I want to know if I can file for legal separation here in Manila even if my husband and I were married in Cebu City.
Legal separation is a judicial process wherein the husband and wife are permitted by law to live separately from each other without severing their marriage bonds (Article 63, Family Code of the Philippines). However, a petition for legal separation may be filed only based on the grounds enumerated in Article 55 of the Family Code of the Philippines, to wit:
“Art. 55. A petition for legal separation may be filed on any of the following grounds:
1. Repeated physical violence or grossly abusive conduct directed against the petitioner, a common child, or a child of the petitioner;
2. Physical violence or moral pressure to compel the petitioner to change religious or political affiliation;
3. Attempt of respondent to corrupt or induce the petitioner, a common child, or a child of the petitioner, to engage in prostitution, or connivance in such corruption or inducement;
4. Final judgment sentencing the respondent to imprisonment of more than six years, even if pardoned;
5. Drug addiction or habitual alcoholism of the respondent;
6. Lesbianism or homosexuality of the respondent;
7. Contracting by the respondent of a subsequent bigamous marriage, whether in the Philippines or abroad;
8. Sexual infidelity or perversion;
9. Attempt by the respondent against the life of the petitioner; or
10. Abandonment of petitioner by respondent without justifiable cause for more than one year.

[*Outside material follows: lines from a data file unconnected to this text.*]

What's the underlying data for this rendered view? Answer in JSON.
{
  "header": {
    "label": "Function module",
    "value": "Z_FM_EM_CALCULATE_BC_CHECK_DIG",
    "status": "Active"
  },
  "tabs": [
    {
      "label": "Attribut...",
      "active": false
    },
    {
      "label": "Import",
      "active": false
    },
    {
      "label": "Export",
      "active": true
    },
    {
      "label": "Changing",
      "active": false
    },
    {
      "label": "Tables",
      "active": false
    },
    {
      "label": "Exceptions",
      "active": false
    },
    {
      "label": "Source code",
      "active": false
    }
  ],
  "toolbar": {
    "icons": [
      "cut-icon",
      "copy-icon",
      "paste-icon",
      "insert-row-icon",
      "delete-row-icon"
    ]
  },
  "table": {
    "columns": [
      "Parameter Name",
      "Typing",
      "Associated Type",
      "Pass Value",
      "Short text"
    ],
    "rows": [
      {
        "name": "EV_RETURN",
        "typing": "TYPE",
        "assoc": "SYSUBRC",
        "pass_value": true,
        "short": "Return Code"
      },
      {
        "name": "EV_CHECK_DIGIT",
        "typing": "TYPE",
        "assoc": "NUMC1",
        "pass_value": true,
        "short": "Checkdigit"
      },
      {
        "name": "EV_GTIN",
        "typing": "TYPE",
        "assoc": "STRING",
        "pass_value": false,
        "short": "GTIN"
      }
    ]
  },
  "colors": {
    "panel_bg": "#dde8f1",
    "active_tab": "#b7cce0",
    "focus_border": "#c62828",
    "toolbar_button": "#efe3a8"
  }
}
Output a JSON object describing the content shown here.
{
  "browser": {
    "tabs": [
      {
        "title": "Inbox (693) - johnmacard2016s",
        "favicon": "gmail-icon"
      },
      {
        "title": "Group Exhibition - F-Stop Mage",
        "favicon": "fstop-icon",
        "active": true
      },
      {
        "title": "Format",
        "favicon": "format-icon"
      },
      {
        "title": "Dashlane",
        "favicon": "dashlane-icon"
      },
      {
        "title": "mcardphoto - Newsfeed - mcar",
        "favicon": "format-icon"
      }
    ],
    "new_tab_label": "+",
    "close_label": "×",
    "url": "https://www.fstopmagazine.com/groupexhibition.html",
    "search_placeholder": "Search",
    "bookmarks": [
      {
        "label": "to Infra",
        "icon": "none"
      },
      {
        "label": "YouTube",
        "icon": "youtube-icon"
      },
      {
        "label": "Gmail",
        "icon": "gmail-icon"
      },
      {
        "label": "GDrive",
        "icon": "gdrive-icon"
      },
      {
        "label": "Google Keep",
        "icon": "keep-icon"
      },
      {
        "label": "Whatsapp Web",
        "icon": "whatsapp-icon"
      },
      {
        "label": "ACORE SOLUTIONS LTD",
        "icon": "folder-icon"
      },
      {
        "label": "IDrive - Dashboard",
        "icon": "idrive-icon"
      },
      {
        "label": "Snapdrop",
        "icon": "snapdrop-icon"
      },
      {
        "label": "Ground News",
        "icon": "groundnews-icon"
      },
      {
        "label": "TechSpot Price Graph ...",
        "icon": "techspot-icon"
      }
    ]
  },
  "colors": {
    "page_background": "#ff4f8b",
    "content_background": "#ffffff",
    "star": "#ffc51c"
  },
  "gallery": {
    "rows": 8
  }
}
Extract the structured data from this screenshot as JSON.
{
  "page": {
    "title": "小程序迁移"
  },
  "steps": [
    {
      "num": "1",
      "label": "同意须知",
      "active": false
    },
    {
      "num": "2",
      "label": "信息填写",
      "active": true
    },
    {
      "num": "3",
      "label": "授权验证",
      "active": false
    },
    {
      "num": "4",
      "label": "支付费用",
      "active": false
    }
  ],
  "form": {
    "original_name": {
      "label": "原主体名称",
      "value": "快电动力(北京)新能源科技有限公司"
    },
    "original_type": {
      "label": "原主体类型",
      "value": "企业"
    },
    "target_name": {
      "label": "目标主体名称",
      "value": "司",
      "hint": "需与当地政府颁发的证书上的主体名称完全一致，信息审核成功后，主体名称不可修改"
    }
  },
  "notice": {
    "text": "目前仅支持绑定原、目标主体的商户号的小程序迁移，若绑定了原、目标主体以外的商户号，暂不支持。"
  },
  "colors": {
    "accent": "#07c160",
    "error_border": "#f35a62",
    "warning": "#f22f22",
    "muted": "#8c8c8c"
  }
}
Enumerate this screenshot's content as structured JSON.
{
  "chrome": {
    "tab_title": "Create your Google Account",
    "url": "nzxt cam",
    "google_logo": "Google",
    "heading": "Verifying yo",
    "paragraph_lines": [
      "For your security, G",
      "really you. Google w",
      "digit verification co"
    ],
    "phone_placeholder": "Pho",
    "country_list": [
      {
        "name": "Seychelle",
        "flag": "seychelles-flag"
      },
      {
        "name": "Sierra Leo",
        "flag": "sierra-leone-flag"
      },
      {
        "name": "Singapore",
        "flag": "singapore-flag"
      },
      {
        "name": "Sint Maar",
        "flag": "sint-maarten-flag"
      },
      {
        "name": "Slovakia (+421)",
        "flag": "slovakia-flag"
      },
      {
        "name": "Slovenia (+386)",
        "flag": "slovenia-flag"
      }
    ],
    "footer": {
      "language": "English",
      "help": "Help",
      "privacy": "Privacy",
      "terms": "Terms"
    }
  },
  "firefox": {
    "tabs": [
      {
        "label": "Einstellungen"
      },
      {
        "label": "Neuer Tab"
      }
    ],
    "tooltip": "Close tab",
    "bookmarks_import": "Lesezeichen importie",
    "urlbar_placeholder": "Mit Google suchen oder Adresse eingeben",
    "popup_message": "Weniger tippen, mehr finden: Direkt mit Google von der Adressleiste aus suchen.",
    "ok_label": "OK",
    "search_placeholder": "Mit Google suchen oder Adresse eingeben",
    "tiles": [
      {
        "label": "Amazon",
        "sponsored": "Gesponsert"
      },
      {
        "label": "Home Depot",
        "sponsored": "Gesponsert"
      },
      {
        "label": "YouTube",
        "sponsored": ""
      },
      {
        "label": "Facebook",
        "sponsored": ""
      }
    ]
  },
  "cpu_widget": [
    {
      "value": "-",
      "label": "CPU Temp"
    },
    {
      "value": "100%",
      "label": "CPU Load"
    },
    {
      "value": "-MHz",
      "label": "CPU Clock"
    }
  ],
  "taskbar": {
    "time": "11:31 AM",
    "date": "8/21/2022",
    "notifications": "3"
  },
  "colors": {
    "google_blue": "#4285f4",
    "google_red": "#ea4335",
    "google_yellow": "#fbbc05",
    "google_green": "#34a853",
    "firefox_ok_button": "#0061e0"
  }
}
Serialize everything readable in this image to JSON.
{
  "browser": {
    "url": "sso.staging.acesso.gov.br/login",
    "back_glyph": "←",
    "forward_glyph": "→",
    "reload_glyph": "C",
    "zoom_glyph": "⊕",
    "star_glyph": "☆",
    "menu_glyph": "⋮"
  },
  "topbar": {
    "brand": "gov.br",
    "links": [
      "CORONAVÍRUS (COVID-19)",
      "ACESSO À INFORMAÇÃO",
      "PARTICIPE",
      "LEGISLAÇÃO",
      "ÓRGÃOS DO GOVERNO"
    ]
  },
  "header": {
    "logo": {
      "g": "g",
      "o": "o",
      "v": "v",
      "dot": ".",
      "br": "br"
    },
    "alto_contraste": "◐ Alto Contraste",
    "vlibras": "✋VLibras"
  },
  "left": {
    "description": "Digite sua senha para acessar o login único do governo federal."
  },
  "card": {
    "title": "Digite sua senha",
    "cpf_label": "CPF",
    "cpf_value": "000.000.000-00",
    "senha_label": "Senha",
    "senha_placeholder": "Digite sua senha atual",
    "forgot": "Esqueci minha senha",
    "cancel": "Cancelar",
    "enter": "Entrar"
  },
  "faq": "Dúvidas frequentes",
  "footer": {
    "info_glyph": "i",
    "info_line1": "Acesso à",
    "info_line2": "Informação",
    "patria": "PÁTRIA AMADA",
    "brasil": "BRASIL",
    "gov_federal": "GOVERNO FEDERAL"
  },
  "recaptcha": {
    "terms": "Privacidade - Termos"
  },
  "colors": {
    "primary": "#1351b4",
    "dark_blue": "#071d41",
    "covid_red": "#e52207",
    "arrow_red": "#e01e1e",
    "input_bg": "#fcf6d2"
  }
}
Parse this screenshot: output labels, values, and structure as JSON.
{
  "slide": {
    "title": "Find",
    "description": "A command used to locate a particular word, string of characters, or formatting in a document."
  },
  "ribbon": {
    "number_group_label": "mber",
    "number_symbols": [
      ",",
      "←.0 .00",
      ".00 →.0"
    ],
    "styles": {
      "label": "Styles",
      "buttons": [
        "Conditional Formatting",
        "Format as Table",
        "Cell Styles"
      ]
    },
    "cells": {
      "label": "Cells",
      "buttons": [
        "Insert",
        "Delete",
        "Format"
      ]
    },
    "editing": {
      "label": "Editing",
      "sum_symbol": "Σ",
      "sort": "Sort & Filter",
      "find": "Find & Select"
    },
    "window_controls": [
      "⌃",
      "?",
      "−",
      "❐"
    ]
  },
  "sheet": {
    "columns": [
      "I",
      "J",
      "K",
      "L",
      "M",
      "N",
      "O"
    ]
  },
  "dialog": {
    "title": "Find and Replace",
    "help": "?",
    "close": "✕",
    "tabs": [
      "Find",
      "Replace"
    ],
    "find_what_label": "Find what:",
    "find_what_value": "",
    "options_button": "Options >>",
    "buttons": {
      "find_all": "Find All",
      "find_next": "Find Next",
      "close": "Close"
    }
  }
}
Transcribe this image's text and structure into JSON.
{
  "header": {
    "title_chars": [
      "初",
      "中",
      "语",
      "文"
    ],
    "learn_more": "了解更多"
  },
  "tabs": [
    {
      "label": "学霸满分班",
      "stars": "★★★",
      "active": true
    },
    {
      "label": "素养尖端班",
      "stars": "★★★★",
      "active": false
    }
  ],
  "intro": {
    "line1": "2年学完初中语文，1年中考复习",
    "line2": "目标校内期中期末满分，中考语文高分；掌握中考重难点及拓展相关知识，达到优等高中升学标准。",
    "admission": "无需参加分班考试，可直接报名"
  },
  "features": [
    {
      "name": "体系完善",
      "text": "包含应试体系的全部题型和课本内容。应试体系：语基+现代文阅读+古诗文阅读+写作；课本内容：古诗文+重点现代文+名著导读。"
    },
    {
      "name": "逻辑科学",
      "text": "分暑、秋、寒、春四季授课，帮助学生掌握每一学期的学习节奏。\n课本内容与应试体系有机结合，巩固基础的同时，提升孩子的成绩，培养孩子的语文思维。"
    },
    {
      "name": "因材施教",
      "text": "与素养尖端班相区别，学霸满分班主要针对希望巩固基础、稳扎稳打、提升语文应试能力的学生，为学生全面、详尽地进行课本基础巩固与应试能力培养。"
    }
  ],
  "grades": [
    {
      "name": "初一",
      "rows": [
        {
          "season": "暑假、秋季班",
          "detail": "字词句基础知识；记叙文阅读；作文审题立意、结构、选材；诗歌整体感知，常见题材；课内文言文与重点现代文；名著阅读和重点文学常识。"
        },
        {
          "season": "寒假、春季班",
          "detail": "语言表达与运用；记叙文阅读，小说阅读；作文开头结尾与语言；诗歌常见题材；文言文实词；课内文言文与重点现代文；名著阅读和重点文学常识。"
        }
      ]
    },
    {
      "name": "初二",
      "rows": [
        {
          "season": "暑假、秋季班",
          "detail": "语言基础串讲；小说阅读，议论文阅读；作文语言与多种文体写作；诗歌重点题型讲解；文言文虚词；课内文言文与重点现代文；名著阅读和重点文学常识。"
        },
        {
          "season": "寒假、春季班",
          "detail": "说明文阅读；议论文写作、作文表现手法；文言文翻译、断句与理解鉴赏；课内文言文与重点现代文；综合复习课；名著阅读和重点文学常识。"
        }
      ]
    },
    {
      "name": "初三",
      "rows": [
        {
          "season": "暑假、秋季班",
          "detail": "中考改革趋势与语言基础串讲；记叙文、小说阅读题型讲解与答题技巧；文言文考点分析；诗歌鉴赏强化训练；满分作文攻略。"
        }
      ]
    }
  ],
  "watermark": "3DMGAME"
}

For purposes of this Article, the term “child” shall include a child by nature or by adoption.”
A petition for legal separation may be filed only by the husband or the wife, as the case may be within five years from the time of the occurrence of the foregoing. If any of the afore–mentioned grounds is present, you may file a petition for legal separation before the Family Court of the province or City where you or your husband has been residing for at least six months prior to the date of filing. In case your husband is a non-resident, you have the option to file the petition in the Family Court of the place where he may be found in the Philippines (Section 2, Rule on Legal Separation).
We hope that we were able to address your concern. Please be reminded that this advice is based solely on the facts that you have narrated and our appreciation of the same. Our opinion may vary when other facts are changed or elaborated.